There are a whole host of organisations which are working hard to help build the tech ecosystem and support entrepreneurs in South Africa. I was fortunate enough to visit some of them towards the end of last year.
Gary Marsden runs ICT4D courses at the University of Cape Town (UCT) and his students are starting to generate a wide range of tech for social change projects as far ranging as a job search platform, learning management tools, mHealth applications and an application testing water quality.
UCT is also setting up the Bertha Centre for Social Innovation and Entrepreneurship in partnership with Massachusetts Institute for Technology (MIT). Based at the Waterfront, they aim to support social entrepreneurs and exhibit innovation. They’re working closely with Marlon Parker who will be providing Living Lab training to their members to support idea generation.
At the opposite end of the country in Pretoria, the CSIR Meraka Institute carries out cutting edge research in the field of ICT4D. I was able to meet with Merryl Ford who focuses on applying ICT use to health, education and other social sectors. They’ve been conducting research on Dr Maths in the Eastern Cape which provides tutoring to learners via mobile in 4 languages and has 60, 000 users and are exploring other learning platforms like Quiz Max and Siyavula, which provides text books and tutorials via mobile which align to grade 10-12 Science and Maths curriculums in schools.
They are also conducting a pilot which aims to make digital content available on tablets in 26 schools in these regions. Whilst this seems premature elsewhere in Africa, it seems that many people in the education sector in South Africa are encouraging this approach and it may be viable as government funding and commitment to education is high, infrastructure such as electricity is widely available and costs are lower than textbook distribution.

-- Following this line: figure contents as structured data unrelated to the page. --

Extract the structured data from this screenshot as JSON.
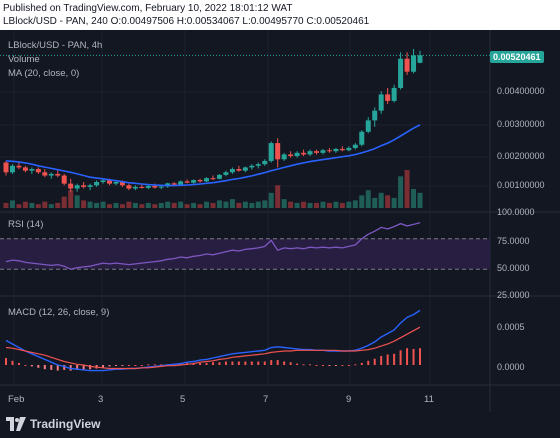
{
  "header": {
    "published": "Published on TradingView.com, February 10, 2022 18:01:12 WAT",
    "symbol_line": "LBlock/USD - PAN, 240",
    "ohlc": [
      {
        "k": "O:",
        "v": "0.00497506"
      },
      {
        "k": "H:",
        "v": "0.00534067"
      },
      {
        "k": "L:",
        "v": "0.00495770"
      },
      {
        "k": "C:",
        "v": "0.00520461"
      }
    ]
  },
  "legend": {
    "symbol": "LBlock/USD - PAN, 4h",
    "volume": "Volume",
    "ma": "MA (20, close, 0)",
    "rsi": "RSI (14)",
    "macd": "MACD (12, 26, close, 9)"
  },
  "price_axis": {
    "current_price": "0.00520461",
    "ticks": [
      "0.00400000",
      "0.00300000",
      "0.00200000",
      "0.00100000"
    ]
  },
  "rsi_axis": {
    "ticks": [
      "100.0000",
      "75.0000",
      "50.0000",
      "25.0000"
    ]
  },
  "macd_axis": {
    "ticks": [
      "0.0005",
      "0.0000"
    ]
  },
  "x_axis": {
    "ticks": [
      "Feb",
      "3",
      "5",
      "7",
      "9",
      "11"
    ]
  },
  "footer": {
    "brand": "TradingView"
  },
  "colors": {
    "background": "#131722",
    "up": "#26a69a",
    "down": "#ef5350",
    "ma": "#2962ff",
    "rsi": "#7e57c2",
    "rsi_band": "#2a1f45"
  },
  "chart_data": {
    "type": "candlestick",
    "timeframe": "4h",
    "price_range": [
      0.0005,
      0.0058
    ],
    "candles_ohlc": [
      [
        0.0019,
        0.00195,
        0.0015,
        0.0016
      ],
      [
        0.0016,
        0.00185,
        0.00155,
        0.0018
      ],
      [
        0.0018,
        0.0019,
        0.0017,
        0.00175
      ],
      [
        0.00175,
        0.0018,
        0.0016,
        0.00165
      ],
      [
        0.00165,
        0.00175,
        0.00155,
        0.0017
      ],
      [
        0.0017,
        0.00175,
        0.00155,
        0.0016
      ],
      [
        0.0016,
        0.0017,
        0.00145,
        0.0015
      ],
      [
        0.0015,
        0.0016,
        0.0014,
        0.00155
      ],
      [
        0.00155,
        0.00165,
        0.00145,
        0.0015
      ],
      [
        0.0015,
        0.00155,
        0.0012,
        0.00125
      ],
      [
        0.00125,
        0.0014,
        0.001,
        0.0011
      ],
      [
        0.0011,
        0.00125,
        0.001,
        0.0012
      ],
      [
        0.0012,
        0.0013,
        0.0011,
        0.00115
      ],
      [
        0.00115,
        0.00125,
        0.00105,
        0.0012
      ],
      [
        0.0012,
        0.00135,
        0.00115,
        0.0013
      ],
      [
        0.0013,
        0.0014,
        0.00125,
        0.00135
      ],
      [
        0.00135,
        0.0014,
        0.0012,
        0.00125
      ],
      [
        0.00125,
        0.00135,
        0.0012,
        0.0013
      ],
      [
        0.0013,
        0.00135,
        0.00115,
        0.0012
      ],
      [
        0.0012,
        0.00125,
        0.00105,
        0.0011
      ],
      [
        0.0011,
        0.0012,
        0.00105,
        0.00115
      ],
      [
        0.00115,
        0.00125,
        0.0011,
        0.00112
      ],
      [
        0.00112,
        0.0012,
        0.00108,
        0.00118
      ],
      [
        0.00118,
        0.00125,
        0.0011,
        0.00113
      ],
      [
        0.00113,
        0.0012,
        0.00108,
        0.00116
      ],
      [
        0.00116,
        0.00128,
        0.00112,
        0.00126
      ],
      [
        0.00126,
        0.0013,
        0.00118,
        0.00122
      ],
      [
        0.00122,
        0.00135,
        0.0012,
        0.00132
      ],
      [
        0.00132,
        0.00138,
        0.00126,
        0.00128
      ],
      [
        0.00128,
        0.00138,
        0.00125,
        0.00136
      ],
      [
        0.00136,
        0.0014,
        0.00128,
        0.00132
      ],
      [
        0.00132,
        0.00145,
        0.0013,
        0.00142
      ],
      [
        0.00142,
        0.0015,
        0.00136,
        0.0014
      ],
      [
        0.0014,
        0.00155,
        0.00138,
        0.00152
      ],
      [
        0.00152,
        0.00165,
        0.00148,
        0.0016
      ],
      [
        0.0016,
        0.00175,
        0.00155,
        0.0017
      ],
      [
        0.0017,
        0.0018,
        0.00162,
        0.00165
      ],
      [
        0.00165,
        0.00178,
        0.0016,
        0.00175
      ],
      [
        0.00175,
        0.00185,
        0.00168,
        0.0018
      ],
      [
        0.0018,
        0.0019,
        0.00172,
        0.00185
      ],
      [
        0.00185,
        0.002,
        0.0018,
        0.00195
      ],
      [
        0.00195,
        0.00255,
        0.0019,
        0.0025
      ],
      [
        0.0025,
        0.00265,
        0.00175,
        0.002
      ],
      [
        0.002,
        0.0022,
        0.00195,
        0.00215
      ],
      [
        0.00215,
        0.00225,
        0.00205,
        0.0021
      ],
      [
        0.0021,
        0.00225,
        0.00205,
        0.0022
      ],
      [
        0.0022,
        0.0023,
        0.0021,
        0.00215
      ],
      [
        0.00215,
        0.0023,
        0.0021,
        0.00225
      ],
      [
        0.00225,
        0.0023,
        0.00215,
        0.0022
      ],
      [
        0.0022,
        0.00232,
        0.00215,
        0.00228
      ],
      [
        0.00228,
        0.00235,
        0.0022,
        0.00225
      ],
      [
        0.00225,
        0.00235,
        0.0022,
        0.00232
      ],
      [
        0.00232,
        0.0024,
        0.00225,
        0.00228
      ],
      [
        0.00228,
        0.0024,
        0.00225,
        0.00235
      ],
      [
        0.00235,
        0.0025,
        0.0023,
        0.00245
      ],
      [
        0.00245,
        0.0029,
        0.0024,
        0.00285
      ],
      [
        0.00285,
        0.0033,
        0.0028,
        0.0032
      ],
      [
        0.0032,
        0.0036,
        0.003,
        0.0035
      ],
      [
        0.0035,
        0.0041,
        0.0034,
        0.004
      ],
      [
        0.004,
        0.0042,
        0.0037,
        0.0038
      ],
      [
        0.0038,
        0.0043,
        0.00375,
        0.0042
      ],
      [
        0.0042,
        0.0053,
        0.00415,
        0.0051
      ],
      [
        0.0051,
        0.0053,
        0.0046,
        0.0047
      ],
      [
        0.0047,
        0.0054,
        0.00465,
        0.0052
      ],
      [
        0.00497506,
        0.00534067,
        0.0049577,
        0.00520461
      ]
    ],
    "ma_20": [
      0.00195,
      0.00194,
      0.00192,
      0.00189,
      0.00185,
      0.0018,
      0.00176,
      0.00172,
      0.00168,
      0.00164,
      0.0016,
      0.00155,
      0.0015,
      0.00145,
      0.00142,
      0.0014,
      0.00137,
      0.00134,
      0.00131,
      0.00128,
      0.00126,
      0.00124,
      0.00122,
      0.00121,
      0.0012,
      0.00119,
      0.00119,
      0.0012,
      0.00121,
      0.00122,
      0.00124,
      0.00126,
      0.00128,
      0.00131,
      0.00134,
      0.00138,
      0.00141,
      0.00145,
      0.00149,
      0.00154,
      0.00159,
      0.00165,
      0.0017,
      0.00175,
      0.0018,
      0.00185,
      0.00189,
      0.00193,
      0.00196,
      0.00199,
      0.00202,
      0.00205,
      0.00208,
      0.00211,
      0.00215,
      0.0022,
      0.00226,
      0.00233,
      0.00242,
      0.0025,
      0.0026,
      0.00272,
      0.00284,
      0.00296,
      0.00306
    ],
    "volume": [
      4,
      6,
      3,
      5,
      4,
      3,
      5,
      3,
      4,
      9,
      14,
      10,
      6,
      5,
      4,
      5,
      3,
      4,
      3,
      5,
      4,
      3,
      4,
      3,
      4,
      5,
      4,
      5,
      3,
      4,
      3,
      5,
      4,
      6,
      5,
      7,
      4,
      5,
      4,
      5,
      6,
      12,
      18,
      7,
      5,
      4,
      5,
      4,
      4,
      5,
      4,
      5,
      4,
      5,
      6,
      10,
      14,
      8,
      12,
      10,
      8,
      25,
      30,
      15,
      12
    ],
    "rsi_14": [
      40,
      42,
      41,
      39,
      38,
      37,
      36,
      35,
      36,
      34,
      30,
      32,
      33,
      34,
      36,
      38,
      37,
      38,
      37,
      36,
      37,
      38,
      39,
      40,
      41,
      43,
      44,
      46,
      45,
      47,
      48,
      50,
      49,
      51,
      53,
      55,
      54,
      56,
      57,
      58,
      60,
      68,
      55,
      58,
      57,
      58,
      57,
      59,
      58,
      59,
      58,
      59,
      58,
      60,
      62,
      70,
      76,
      80,
      85,
      83,
      86,
      90,
      87,
      89,
      91
    ],
    "macd_line": [
      0.00035,
      0.0003,
      0.00025,
      0.0002,
      0.00016,
      0.00012,
      8e-05,
      4e-05,
      0.0,
      -2e-05,
      -5e-05,
      -6e-05,
      -7e-05,
      -8e-05,
      -8e-05,
      -8e-05,
      -7e-05,
      -6e-05,
      -6e-05,
      -5e-05,
      -5e-05,
      -4e-05,
      -3e-05,
      -2e-05,
      -1e-05,
      0.0,
      1e-05,
      2e-05,
      4e-05,
      5e-05,
      7e-05,
      8e-05,
      0.0001,
      0.00012,
      0.00014,
      0.00016,
      0.00017,
      0.00018,
      0.00019,
      0.0002,
      0.00021,
      0.00025,
      0.00026,
      0.00025,
      0.00024,
      0.00023,
      0.00022,
      0.00022,
      0.00021,
      0.00021,
      0.0002,
      0.0002,
      0.0002,
      0.0002,
      0.00021,
      0.00024,
      0.00028,
      0.00033,
      0.0004,
      0.00045,
      0.0005,
      0.0006,
      0.00068,
      0.00072,
      0.00078
    ],
    "macd_signal": [
      0.00025,
      0.00024,
      0.00022,
      0.0002,
      0.00018,
      0.00016,
      0.00014,
      0.00011,
      8e-05,
      5e-05,
      3e-05,
      1e-05,
      0.0,
      -2e-05,
      -3e-05,
      -4e-05,
      -5e-05,
      -5e-05,
      -5e-05,
      -5e-05,
      -5e-05,
      -4e-05,
      -4e-05,
      -3e-05,
      -2e-05,
      -1e-05,
      -1e-05,
      0.0,
      1e-05,
      2e-05,
      4e-05,
      5e-05,
      6e-05,
      8e-05,
      9e-05,
      0.00011,
      0.00012,
      0.00013,
      0.00014,
      0.00015,
      0.00016,
      0.00018,
      0.00019,
      0.0002,
      0.0002,
      0.00021,
      0.00021,
      0.00021,
      0.00021,
      0.00021,
      0.00021,
      0.00021,
      0.0002,
      0.0002,
      0.0002,
      0.00021,
      0.00022,
      0.00024,
      0.00027,
      0.0003,
      0.00034,
      0.00039,
      0.00044,
      0.00049,
      0.00054
    ]
  }
}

There’s some enthusiasm in the public sector too. I was able to meet with Tim Harris, the Shadow Minister of Finance and a member of the Democratic Alliance. He’s keen to explore the ways in which technology can be used to boost the economy and reduce the gap between citizens and their representatives.
I also met Alex Fraser of the Silicon Cape Initiative. She described how their organisation is strengthening the tech ecosystem in South Africa, initially focusing on the Western Cape. They focus on skills development, attracting investors, establishing partnerships and creating an enabling environment for investors.
Alex believes that the current tech ecosystem is underdeveloped, with saturation level not met in most sectors. There is a core of 100-200 passionate individuals working voluntarily and they have 7,000 members. She believes that there are lots of opportunities for growth and South Africans are natural entrepreneurs. She highlighted that South Africa is a great test ground for products as they cater to both low and high income markets, the cost of doing business is relatively cheap and people are used to bootstrapping.
Key challenges remain, including identifying good role models/success stories, increasing confidence (few view themselves as global players), encouraging people to value entrepreneurship as much as traditional careers and increasing the number of non-white men in the field. I look forward to seeing how this space evolves.